The Rangers are trying to stop the advances of the Treadwells because they can "see" dangerous, history repeating itself, consequences that will happen down the road if they follow Treadwells policies.
It's interesting that you would see things from Treadwells perspective.
I can assure you one thing, no one here has been laughing at you. We've actually been trying to help. At least I have.

And I really am done with this.




JWM, pick up a copy of 'Grizzly Man' from the local video store. Treadwell is the guy who was warned for years what would happen to him if he kept up with his fantasies concerning grizzly bears and he ended up getting himself, his girlfriend and two bears killed because of his poor judgement. One warning though, it contains explicit footage of a highly paranoid extreme moonbat leftist.


Rorschach, I understand your definition of intolerant compassion but believe digdugs definition is something else entirely.

Anonymous said...

(Don't know if I'm screaming in an 2 day old post comment ghost town, so I'll be brief)

digdug, I agree with you wholeheartedly here:

"if your intent is simply to form your own close knit, private model airplane club, then shame on you.
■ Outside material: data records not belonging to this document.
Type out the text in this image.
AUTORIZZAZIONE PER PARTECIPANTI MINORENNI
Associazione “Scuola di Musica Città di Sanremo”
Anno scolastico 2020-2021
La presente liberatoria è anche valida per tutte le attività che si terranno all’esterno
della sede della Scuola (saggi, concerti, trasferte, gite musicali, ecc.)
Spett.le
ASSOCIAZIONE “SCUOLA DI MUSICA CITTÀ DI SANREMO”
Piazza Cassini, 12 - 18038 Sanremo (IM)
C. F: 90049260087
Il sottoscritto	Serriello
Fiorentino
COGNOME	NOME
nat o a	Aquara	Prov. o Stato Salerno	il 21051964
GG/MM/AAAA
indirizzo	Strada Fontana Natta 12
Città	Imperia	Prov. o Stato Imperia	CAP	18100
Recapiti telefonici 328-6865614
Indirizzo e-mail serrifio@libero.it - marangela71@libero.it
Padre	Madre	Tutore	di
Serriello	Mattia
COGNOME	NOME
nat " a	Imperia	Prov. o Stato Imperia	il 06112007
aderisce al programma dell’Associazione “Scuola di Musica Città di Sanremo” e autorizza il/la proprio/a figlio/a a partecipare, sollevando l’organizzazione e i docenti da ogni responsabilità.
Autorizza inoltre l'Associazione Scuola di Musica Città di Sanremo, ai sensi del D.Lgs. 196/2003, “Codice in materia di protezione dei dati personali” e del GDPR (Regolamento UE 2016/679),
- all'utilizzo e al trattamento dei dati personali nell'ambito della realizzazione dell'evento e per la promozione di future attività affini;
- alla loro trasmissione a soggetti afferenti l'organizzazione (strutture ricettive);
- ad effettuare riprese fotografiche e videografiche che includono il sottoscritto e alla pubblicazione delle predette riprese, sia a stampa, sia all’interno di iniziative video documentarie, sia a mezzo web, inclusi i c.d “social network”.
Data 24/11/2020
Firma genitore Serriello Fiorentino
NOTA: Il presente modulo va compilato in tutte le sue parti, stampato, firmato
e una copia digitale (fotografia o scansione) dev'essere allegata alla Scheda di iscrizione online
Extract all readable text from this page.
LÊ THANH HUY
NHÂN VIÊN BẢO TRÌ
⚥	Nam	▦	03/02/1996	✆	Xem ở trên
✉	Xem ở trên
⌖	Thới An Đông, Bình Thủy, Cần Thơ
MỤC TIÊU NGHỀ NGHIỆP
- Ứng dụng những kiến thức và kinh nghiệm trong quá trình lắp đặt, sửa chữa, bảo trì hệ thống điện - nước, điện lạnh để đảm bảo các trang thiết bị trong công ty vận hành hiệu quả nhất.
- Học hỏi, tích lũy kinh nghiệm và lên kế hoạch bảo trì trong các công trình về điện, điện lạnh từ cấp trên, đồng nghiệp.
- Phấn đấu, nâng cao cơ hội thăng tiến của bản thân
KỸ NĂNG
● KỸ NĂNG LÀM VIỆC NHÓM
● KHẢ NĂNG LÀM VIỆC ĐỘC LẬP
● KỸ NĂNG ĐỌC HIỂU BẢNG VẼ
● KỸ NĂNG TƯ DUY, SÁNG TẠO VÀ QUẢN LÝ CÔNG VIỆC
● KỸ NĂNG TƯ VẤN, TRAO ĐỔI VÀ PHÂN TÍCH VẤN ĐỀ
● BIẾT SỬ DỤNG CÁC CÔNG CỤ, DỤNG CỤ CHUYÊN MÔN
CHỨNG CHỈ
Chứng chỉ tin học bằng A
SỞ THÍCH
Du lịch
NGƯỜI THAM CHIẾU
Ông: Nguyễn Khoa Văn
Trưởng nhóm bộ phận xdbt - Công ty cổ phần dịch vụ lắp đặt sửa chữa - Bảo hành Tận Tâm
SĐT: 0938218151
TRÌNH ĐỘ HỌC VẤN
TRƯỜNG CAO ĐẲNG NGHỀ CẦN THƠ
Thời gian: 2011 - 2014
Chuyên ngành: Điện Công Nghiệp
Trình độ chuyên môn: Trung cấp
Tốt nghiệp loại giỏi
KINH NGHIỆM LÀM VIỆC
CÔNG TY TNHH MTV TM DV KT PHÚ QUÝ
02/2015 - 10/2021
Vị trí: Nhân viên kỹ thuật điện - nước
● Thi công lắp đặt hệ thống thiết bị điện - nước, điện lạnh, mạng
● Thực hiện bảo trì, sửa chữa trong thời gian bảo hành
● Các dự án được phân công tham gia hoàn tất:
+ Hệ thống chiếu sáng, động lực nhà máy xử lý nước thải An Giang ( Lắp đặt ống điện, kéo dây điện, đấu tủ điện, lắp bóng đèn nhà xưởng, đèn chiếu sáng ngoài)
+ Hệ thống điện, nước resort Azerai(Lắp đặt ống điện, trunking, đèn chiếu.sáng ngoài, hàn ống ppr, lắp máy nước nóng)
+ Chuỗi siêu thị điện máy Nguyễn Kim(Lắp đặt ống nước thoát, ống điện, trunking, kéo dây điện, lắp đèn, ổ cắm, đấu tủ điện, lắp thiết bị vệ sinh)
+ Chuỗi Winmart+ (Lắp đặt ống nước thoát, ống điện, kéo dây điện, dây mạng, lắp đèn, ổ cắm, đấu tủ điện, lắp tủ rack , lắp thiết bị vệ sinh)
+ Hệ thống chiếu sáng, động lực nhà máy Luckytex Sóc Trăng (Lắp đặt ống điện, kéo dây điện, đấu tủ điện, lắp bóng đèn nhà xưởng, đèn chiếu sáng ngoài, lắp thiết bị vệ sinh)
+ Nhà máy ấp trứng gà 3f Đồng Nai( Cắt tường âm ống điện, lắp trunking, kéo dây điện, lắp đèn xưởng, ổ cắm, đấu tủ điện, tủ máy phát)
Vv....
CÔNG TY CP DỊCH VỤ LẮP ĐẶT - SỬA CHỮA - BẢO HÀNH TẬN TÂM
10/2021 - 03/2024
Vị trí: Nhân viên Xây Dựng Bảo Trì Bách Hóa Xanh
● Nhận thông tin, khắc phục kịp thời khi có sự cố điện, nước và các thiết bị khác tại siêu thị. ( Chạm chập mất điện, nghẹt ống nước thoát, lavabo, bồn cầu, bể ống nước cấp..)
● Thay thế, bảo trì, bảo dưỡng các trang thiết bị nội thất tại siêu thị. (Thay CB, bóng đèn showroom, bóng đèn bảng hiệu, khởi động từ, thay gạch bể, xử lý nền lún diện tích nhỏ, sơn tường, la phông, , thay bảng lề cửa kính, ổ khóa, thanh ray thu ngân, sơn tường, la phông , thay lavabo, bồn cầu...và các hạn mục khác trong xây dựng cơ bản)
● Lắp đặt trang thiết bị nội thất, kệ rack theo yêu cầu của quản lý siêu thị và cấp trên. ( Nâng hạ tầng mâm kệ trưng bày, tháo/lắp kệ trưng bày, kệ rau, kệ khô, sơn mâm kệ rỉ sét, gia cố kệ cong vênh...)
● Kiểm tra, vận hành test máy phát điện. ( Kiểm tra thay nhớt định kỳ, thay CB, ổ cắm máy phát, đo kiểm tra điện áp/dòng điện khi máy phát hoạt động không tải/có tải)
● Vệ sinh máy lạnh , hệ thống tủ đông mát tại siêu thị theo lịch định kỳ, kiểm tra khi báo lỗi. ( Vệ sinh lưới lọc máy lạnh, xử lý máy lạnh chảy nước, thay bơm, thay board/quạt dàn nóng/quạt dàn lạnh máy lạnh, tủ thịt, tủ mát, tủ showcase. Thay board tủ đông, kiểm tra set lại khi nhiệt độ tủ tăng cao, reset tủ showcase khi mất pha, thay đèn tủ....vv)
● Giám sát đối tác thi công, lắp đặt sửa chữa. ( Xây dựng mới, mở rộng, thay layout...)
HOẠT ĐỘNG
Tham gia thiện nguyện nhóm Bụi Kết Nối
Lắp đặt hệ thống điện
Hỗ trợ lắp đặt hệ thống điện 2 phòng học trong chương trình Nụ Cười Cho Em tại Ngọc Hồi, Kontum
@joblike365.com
For hiding the light you profess to hold in such high regard.

If ideas are durable, they will stand up anywhere, without any attending high school mockery toward opposing thought. If not, let them fall and be replaced by something stronger. If you are only seeking that which you've already found, then you probably don't belong here. Or maybe you do. I'm still trying to decide."


For me, Bob's perspective was like a revelation - I mean I shocking - UFOs landing in the middle of the road to Damascus - confirming moment. My response to this is an increased effort to find something to disagree with him on. It's been about 4 months and his batting average gets more frightening by the post (Heck, even dressing the baby in bright orange every day is starting to make way too much sense...).

Anyway, digdug (and anyone else), I would love to continue this discussion over at Cosmic Launch (I'll see if we can sqeeze it in the schedule...). Pop over if you're interested.

Anonymous said...

The bible is bullshit.
There is not one ounce of proof that this stupid book is the word of God.
In addition it explains nothing.

When people say they believe in the bible what they are saying is they like to pick and choose what to believe because the book is totaly illogical and bogus.

Anonymous said...

Thank you for that glistening insight, but you are an animal, so you are speaking of matters that a priori exclude your rudimentray level of consciousness. However, know that we hear your anger and empathize with your inarticulate frustration.